Boston Scientific Recalls Devices
Boston Scientific Corp. on Monday recalled nearly 23,000 heart pacemakers and defibrillators that could fail because of an electrical flaw, and the company asked doctors to check 27,000 patients who had been implanted with potentially faulty devices.
The announcement marked the second time Boston Scientific has warned about products of the former Guidant Corp. since the Natick, Mass.-based company bought Guidant in April for $27 billion.
Shares of Boston Scientific fell $1.20, or nearly 7%, to $17.06, their lowest level in nearly four years.
Executives reiterated earlier warnings that they expected additional recalls involving Guidant heart devices.
They said Guidant-related troubles were no worse than they had expected when they launched a successful bidding war against Johnson & Johnson in December to acquire Guidant’s business in the $10-billion market for devices to restore normal heart rhythm.
Jim Tobin, Boston Scientific’s chief executive, said it could take as long as two years to fix design, manufacturing and supplier problems that contributed to a wave of recalls and warnings last year involving nearly 300,000 devices.
The problems involve far more than Guidant’s shortcomings in promptly notifying doctors, patients and regulators about device flaws, Tobin said.
“In truth, there are deeper issues that will require time to address, that will lead to problems that will then have to be communicated,” Tobin told analysts during a conference call.
“It will take 18 months to two years to get all of those things taken care of,” Tobin said.
The latest recall involved certain batches of a low-voltage capacitor provided by an outside supplier.

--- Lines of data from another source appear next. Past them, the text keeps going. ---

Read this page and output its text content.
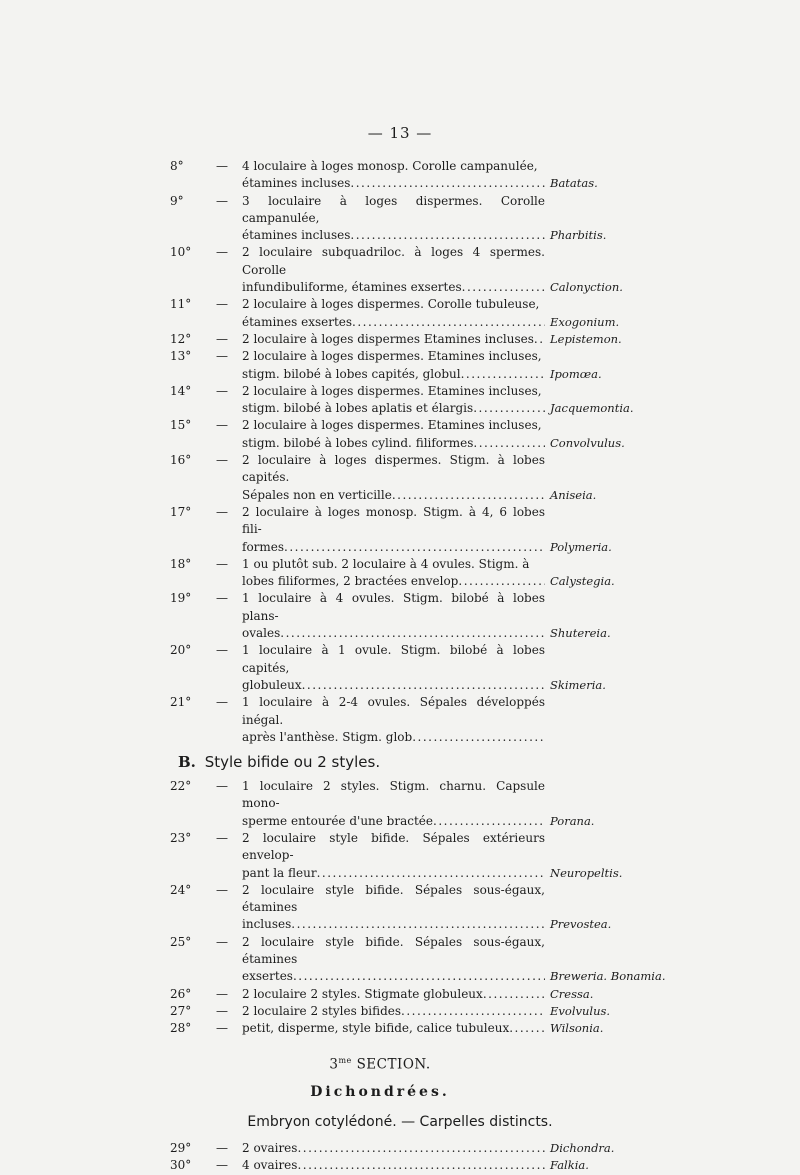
— 13 —
8°	—	4 loculaire à loges monosp. Corolle campanulée,
étamines incluses .....	Batatas.
9°	—	3 loculaire à loges dispermes. Corolle campanulée,
étamines incluses .....	Pharbitis.
10°	—	2 loculaire subquadriloc. à loges 4 spermes. Corolle
infundibuliforme, étamines exsertes .....	Calonyction.
11°	—	2 loculaire à loges dispermes. Corolle tubuleuse,
étamines exsertes .....	Exogonium.
12°	—	2 loculaire à loges dispermes Etamines incluses ..... Lepistemon.
13°	—	2 loculaire à loges dispermes. Etamines incluses,
stigm. bilobé à lobes capités, globul .....	Ipomœa.
14°	—	2 loculaire à loges dispermes. Etamines incluses,
stigm. bilobé à lobes aplatis et élargis .....	Jacquemontia.
15°	—	2 loculaire à loges dispermes. Etamines incluses,
stigm. bilobé à lobes cylind. filiformes .....	Convolvulus.
16°	—	2 loculaire à loges dispermes. Stigm. à lobes capités.
Sépales non en verticille .....	Aniseia.
17°	—	2 loculaire à loges monosp. Stigm. à 4, 6 lobes fili-
formes .....	Polymeria.
18°	—	1 ou plutôt sub. 2 loculaire à 4 ovules. Stigm. à
lobes filiformes, 2 bractées envelop .....	Calystegia.
19°	—	1 loculaire à 4 ovules. Stigm. bilobé à lobes plans-
ovales .....	Shutereia.
20°	—	1 loculaire à 1 ovule. Stigm. bilobé à lobes capités,
globuleux .....	Skimeria.
21°	—	1 loculaire à 2-4 ovules. Sépales développés inégal.
après l'anthèse. Stigm. glob
.....
B. Style bifide ou 2 styles.
22°	—	1 loculaire 2 styles. Stigm. charnu. Capsule mono-
sperme entourée d'une bractée .....	Porana.
23°	—	2 loculaire style bifide. Sépales extérieurs envelop-
pant la fleur .....	Neuropeltis.
24°	—	2 loculaire style bifide. Sépales sous-égaux, étamines
incluses .....	Prevostea.
25°	—	2 loculaire style bifide. Sépales sous-égaux, étamines
exsertes .....	Breweria. Bonamia.
26°	—	2 loculaire 2 styles. Stigmate globuleux .....	Cressa.
27°	—	2 loculaire 2 styles bifides .....	Evolvulus.
28°	—	petit, disperme, style bifide, calice tubuleux .....	Wilsonia.
$3^{me}$ SECTION.
Dichondrées.
Embryon cotylédoné. — Carpelles distincts.
29°	—	2 ovaires .....	Dichondra.
30°	—	4 ovaires .....	Falkia.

Tobin said quality control reviews should have detected the problem. Instead, five malfunctions were reported in devices that either had already been or were about to be implanted in patients.
“That should never happen, and it happened batch after batch after batch, and now we’re paying the price,” Tobin said.
No deaths were linked to the five malfunctions, but in two cases pacemaker patients temporarily lost consciousness. In four cases, patients required surgery to replace devices.